The Gaussian semiclassical soliton ensemble and numerical methods for the focusing nonlinear Schr\"odinger equation

TL;DR

This paper investigates the semiclassical limit of the focusing nonlinear Schr"odinger equation through numerical experiments, validating schemes, and analyzing the evolution of perturbed initial data, revealing the propagation of small perturbations over time.

Contribution

It introduces an implicit finite difference scheme validated against inverse scattering, and studies the effect of small spectral perturbations in the semiclassical limit of the focusing NLS.

Findings

Modified initial data converges at an O(ε) rate to true data.

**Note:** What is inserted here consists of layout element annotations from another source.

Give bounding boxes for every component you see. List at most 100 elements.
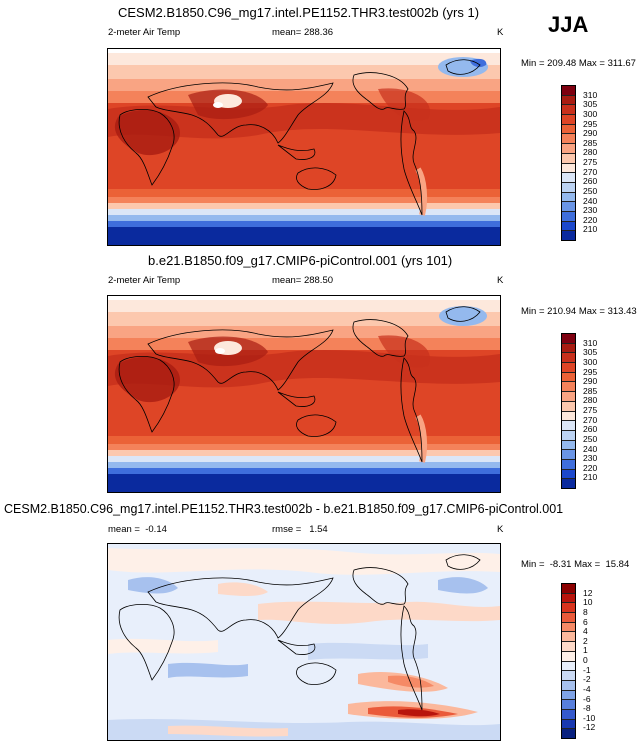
colorbar-swatch — [562, 458, 575, 469]
panel-3-colorbar — [561, 583, 576, 739]
colorbar-swatch — [562, 334, 575, 343]
colorbar-tick-label: 240 — [583, 443, 598, 454]
colorbar-swatch — [562, 584, 575, 593]
colorbar-swatch — [562, 420, 575, 430]
colorbar-tick-label: 0 — [583, 655, 588, 665]
difference-map — [108, 544, 500, 740]
colorbar-tick-label: 250 — [583, 433, 598, 444]
colorbar-swatch — [562, 449, 575, 459]
colorbar-swatch — [562, 220, 575, 231]
colorbar-swatch — [562, 728, 575, 738]
colorbar-swatch — [562, 400, 575, 411]
colorbar-swatch — [562, 191, 575, 202]
colorbar-swatch — [562, 230, 575, 240]
colorbar-swatch — [562, 162, 575, 173]
colorbar-tick-label: 4 — [583, 626, 588, 637]
colorbar-swatch — [562, 114, 575, 124]
colorbar-swatch — [562, 371, 575, 382]
panel-3-title: CESM2.B1850.C96_mg17.intel.PE1152.THR3.t… — [4, 502, 564, 516]
colorbar-tick-label: 2 — [583, 635, 588, 646]
colorbar-swatch — [562, 650, 575, 661]
panel-3-units-label: K — [497, 524, 504, 535]
colorbar-swatch — [562, 429, 575, 440]
colorbar-swatch — [562, 410, 575, 421]
colorbar-swatch — [562, 201, 575, 211]
panel-3-rmse-label: rmse = 1.54 — [272, 524, 328, 535]
colorbar-tick-label: -8 — [583, 703, 591, 714]
colorbar-tick-label: -6 — [583, 693, 591, 704]
colorbar-swatch — [562, 718, 575, 729]
colorbar-tick-label: 295 — [583, 118, 598, 129]
colorbar-tick-label: -12 — [583, 722, 596, 733]
colorbar-swatch — [562, 689, 575, 700]
colorbar-swatch — [562, 352, 575, 363]
temperature-map-1 — [108, 49, 500, 245]
colorbar-tick-label: 12 — [583, 587, 593, 598]
colorbar-swatch — [562, 123, 575, 134]
panel-2-mean-label: mean= 288.50 — [272, 275, 334, 286]
colorbar-tick-label: 220 — [583, 462, 598, 473]
colorbar-tick-label: 285 — [583, 385, 598, 396]
colorbar-tick-label: 6 — [583, 616, 588, 627]
colorbar-swatch — [562, 391, 575, 401]
panel-1-map — [107, 48, 501, 246]
colorbar-swatch — [562, 708, 575, 719]
colorbar-swatch — [562, 468, 575, 479]
colorbar-swatch — [562, 621, 575, 632]
panel-1-minmax: Min = 209.48 Max = 311.67 — [521, 58, 636, 69]
season-label: JJA — [548, 12, 589, 37]
panel-2-colorbar — [561, 333, 576, 489]
colorbar-tick-label: 305 — [583, 99, 598, 110]
colorbar-tick-label: 280 — [583, 147, 598, 158]
colorbar-tick-label: 260 — [583, 424, 598, 435]
colorbar-tick-label: 270 — [583, 414, 598, 425]
colorbar-swatch — [562, 342, 575, 353]
panel-3-map — [107, 543, 501, 741]
colorbar-tick-label: 10 — [583, 597, 593, 608]
panel-1-mean-label: mean= 288.36 — [272, 27, 334, 38]
panel-2-variable-label: 2-meter Air Temp — [108, 275, 181, 286]
colorbar-tick-label: 290 — [583, 128, 598, 139]
colorbar-tick-label: 210 — [583, 472, 598, 483]
colorbar-tick-label: 250 — [583, 185, 598, 196]
colorbar-tick-label: 285 — [583, 137, 598, 148]
colorbar-swatch — [562, 631, 575, 642]
colorbar-swatch — [562, 660, 575, 671]
colorbar-swatch — [562, 152, 575, 163]
panel-1-colorbar — [561, 85, 576, 241]
colorbar-tick-label: 300 — [583, 108, 598, 119]
panel-2-map — [107, 295, 501, 493]
colorbar-swatch — [562, 133, 575, 144]
colorbar-tick-label: -2 — [583, 674, 591, 685]
colorbar-swatch — [562, 94, 575, 105]
colorbar-swatch — [562, 362, 575, 372]
temperature-map-2 — [108, 296, 500, 492]
colorbar-swatch — [562, 612, 575, 622]
panel-2-units-label: K — [497, 275, 504, 286]
colorbar-swatch — [562, 381, 575, 392]
panel-1-units-label: K — [497, 27, 504, 38]
colorbar-swatch — [562, 210, 575, 221]
colorbar-tick-label: 290 — [583, 376, 598, 387]
colorbar-tick-label: 275 — [583, 157, 598, 167]
panel-2-title: b.e21.B1850.f09_g17.CMIP6-piControl.001 … — [148, 253, 453, 268]
colorbar-tick-label: 305 — [583, 347, 598, 358]
panel-3-minmax: Min = -8.31 Max = 15.84 — [521, 559, 630, 570]
colorbar-tick-label: 230 — [583, 205, 598, 216]
panel-1-title: CESM2.B1850.C96_mg17.intel.PE1152.THR3.t… — [118, 5, 480, 20]
colorbar-swatch — [562, 143, 575, 153]
colorbar-tick-label: -4 — [583, 683, 591, 694]
colorbar-tick-label: 240 — [583, 195, 598, 206]
colorbar-swatch — [562, 602, 575, 613]
panel-2-minmax: Min = 210.94 Max = 313.43 — [521, 306, 637, 317]
colorbar-tick-label: -1 — [583, 664, 591, 675]
colorbar-swatch — [562, 670, 575, 680]
colorbar-tick-label: 8 — [583, 606, 588, 617]
colorbar-swatch — [562, 181, 575, 192]
colorbar-swatch — [562, 478, 575, 488]
colorbar-tick-label: 310 — [583, 337, 598, 348]
colorbar-tick-label: 220 — [583, 214, 598, 225]
colorbar-tick-label: 280 — [583, 395, 598, 406]
colorbar-swatch — [562, 641, 575, 651]
colorbar-tick-label: 230 — [583, 453, 598, 464]
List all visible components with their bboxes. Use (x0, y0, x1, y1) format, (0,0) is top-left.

Perturbations propagate and persist after wave breaking.

Validated numerical schemes for the focusing NLS in the semiclassical regime.

Abstract

We report on a number of careful numerical experiments motivated by the semiclassical (zero-dispersion, \epsilon\downarrow 0) limit of the focusing nonlinear Schr\"odinger equation. Our experiments are designed to study the evolution of a particular family of perturbations of the initial data. These asymptotically small perturbations are precisely those that result from modifying the initial-data by using formal approximations to the spectrum of the associated spectral problem; such modified data has always been a standard part of the analysis of zero-dispersion limits of integrable systems. However, in the context of the focusing nonlinear Schr\"odinger equation, the ellipticity of the Whitham equations casts some doubt on the validity of this procedure. To carry out our experiments, we introduce an implicit finite difference scheme for the partial differential equation, and we validate both the proposed scheme and the standard split-step scheme against a numerical implementation of the inverse scattering transform for a special case in which the scattering data is known exactly. As part of this validation, we also investigate the use of the Krasny filter which is sometimes suggested as appropriate for nearly ill-posed problems such as we consider here. Our experiments show that that the O(\epsilon) rate of convergence of the modified data to the true data is propagated to positive times including times after wave breaking.